Untitled Flashcards Set

What are economic factors, and how do they influence businesses?

Economic factors are external elements that influence a business's operations, decision-making, and profitability. These include inflation, interest rates, availability of skilled and unskilled labor, and unemployment rates. Businesses must anticipate challenges and adapt their strategies accordingly.

Source: Lesson 1 - Inflation.pptx​.


Explain how interest rates can impact a business.

Interest rates affect both borrowing and saving. When interest rates rise, the cost of borrowing increases, making loans more expensive for businesses and consumers. This can reduce investment and consumer spending. Conversely, lower interest rates encourage borrowing and spending, stimulating economic growth.

Source: Lesson 2 - Interest Rates.pptx​.


How do changes in consumer demand affect business operations?

When consumer demand rises, businesses may need to increase production, hire more staff, and expand their supply chains. Conversely, a drop in demand can lead to excess inventory, reduced revenues, and potential layoffs. Changes in consumer preferences also force businesses to adapt their products or services.

Source: Lesson 3 - Puzzle Notes.docx​.







Types of Business Ownership

Define a sole trader and list two advantages and disadvantages.

A sole trader is a business owned and operated by one individual who has full control and unlimited liability.

Advantages:

Full control over decision-making.

Retains all profits.

Disadvantages:

Unlimited personal liability.

Limited access to capital.

Source: WEEK 1 - Lesson 2 (Types of Business).pptx​.


What is a partnership, and how is it different from a sole trader?

A partnership is a business owned by two or more individuals who share profits, responsibilities, and liabilities. Unlike a sole trader, a partnership allows for shared decision-making and capital investment but also requires joint liability.

Source: WEEK 1 - Lesson 2 (Types of Business).pptx​.


What are the key characteristics of a small proprietary company?

A small proprietary company meets at least two of the following criteria:

Revenue under $25 million.

Gross assets under $12.5 million.

Fewer than 50 employees.

Source: WEEK 1 - Lesson 2 (Types of Business).pptx​.


If you were starting a new business, which type of business ownership would you choose and why?

The choice would depend on factors such as liability, funding, and control. If seeking full control with low setup costs, a sole trader structure may be best. If looking to share responsibility and resources, a partnership could be a better option.

Source: WEEK 1 - Lesson 2 (Types of Business).pptx​.

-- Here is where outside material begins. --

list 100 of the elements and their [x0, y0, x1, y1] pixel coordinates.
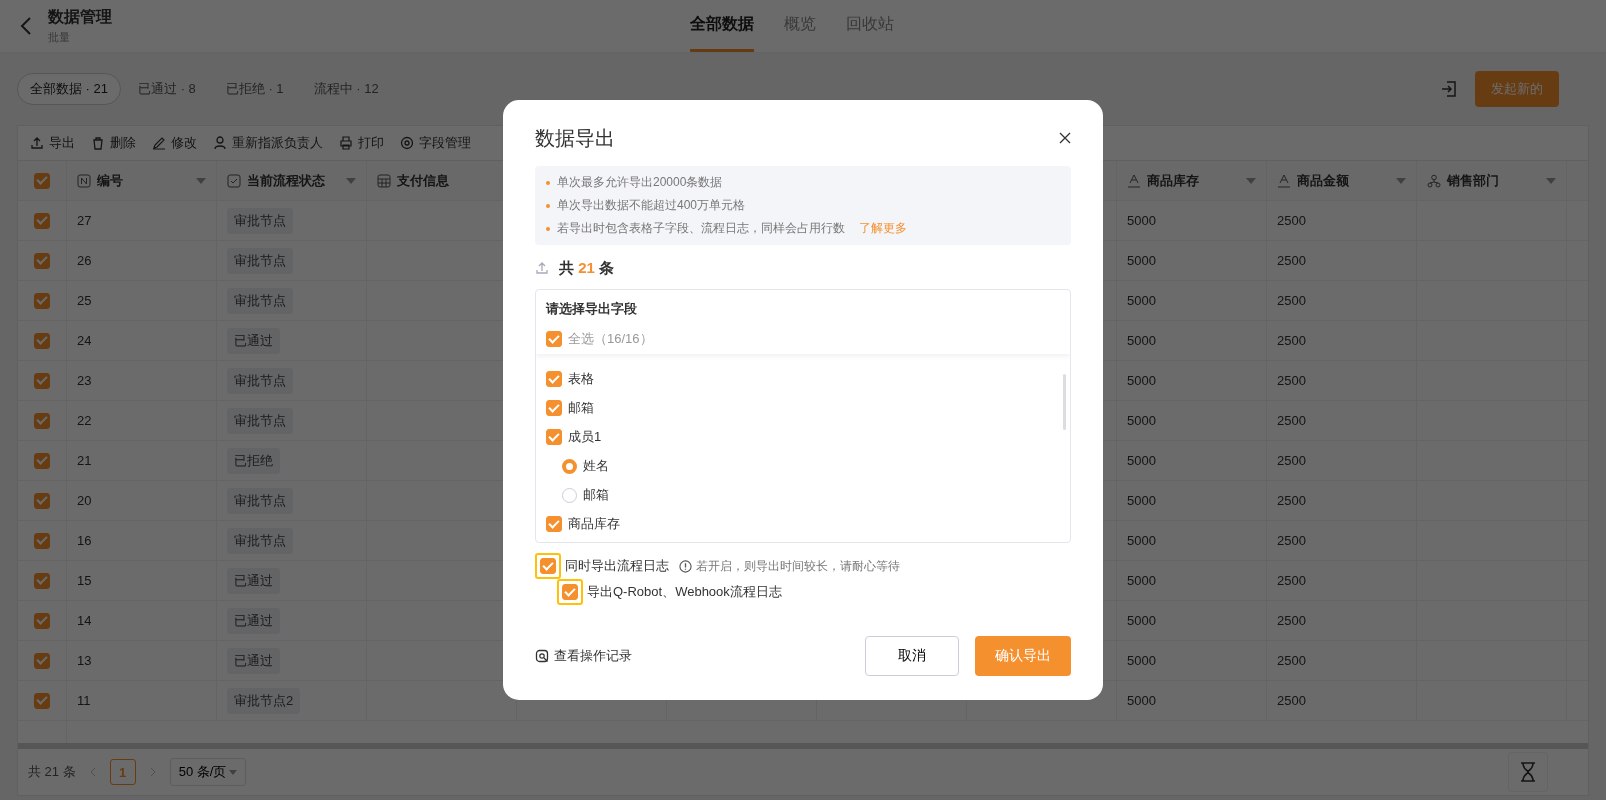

Organisational Structures & Management

What is an organisational structure, and why is it important in a business?

An organisational structure defines the hierarchy, authority, and communication flow within a business. It is important because it clarifies roles, improves efficiency, and establishes accountability.

Source: WEEK 1 - Lesson 3 (Types of Business).pptx​.


Draw and label a basic functional organisational structure.

A functional structure groups employees based on their roles (e.g., Marketing, Finance, Operations).

Source: Lesson 2 - Organisational Types Notes.docx​.


What are two advantages of a functional organisational structure?

Employees develop expertise in their functional area, improving efficiency.

Clear lines of authority and responsibility within each function.

Source: Lesson 2 - Organisational Types Notes.docx​.


What is the chain of command, and how does it function in a business?

The chain of command is the formal line of authority in a business, ensuring accountability and clear reporting relationships from top to bottom management.

Source: Lesson 2 - Organisational Features Notes.docx​.




What is delegation, and why is it used by managers?

Delegation is the process of assigning tasks and authority to subordinates while retaining accountability. It helps managers focus on strategic activities while empowering employees.

Source: Lesson 2 - Organisational Features Notes.docx​.


Levels of Management

Identify the three levels of management in a business.

Top Management (CEO, Board of Directors)

Middle Management (Department Heads, Managers)

Frontline Management (Supervisors, Team Leaders)

Source: Lesson 1 - Levels of Management.pptx​.


What are the responsibilities of top-level management (e.g., CEO)?

Sets company vision and strategy.

Makes major business decisions.

Oversees the company’s performance.

Source: Lesson 1 - Levels of Management.pptx​.


What tasks are performed by middle management?

Implements strategies from top management.

Oversees department operations.

Reports operational data to senior executives.

Source: Lesson 1 - Levels of Management.pptx​.



What role do supervisors and frontline managers play in a business?

Manage daily operations.

Supervise and support employees.

Ensure workplace efficiency and compliance.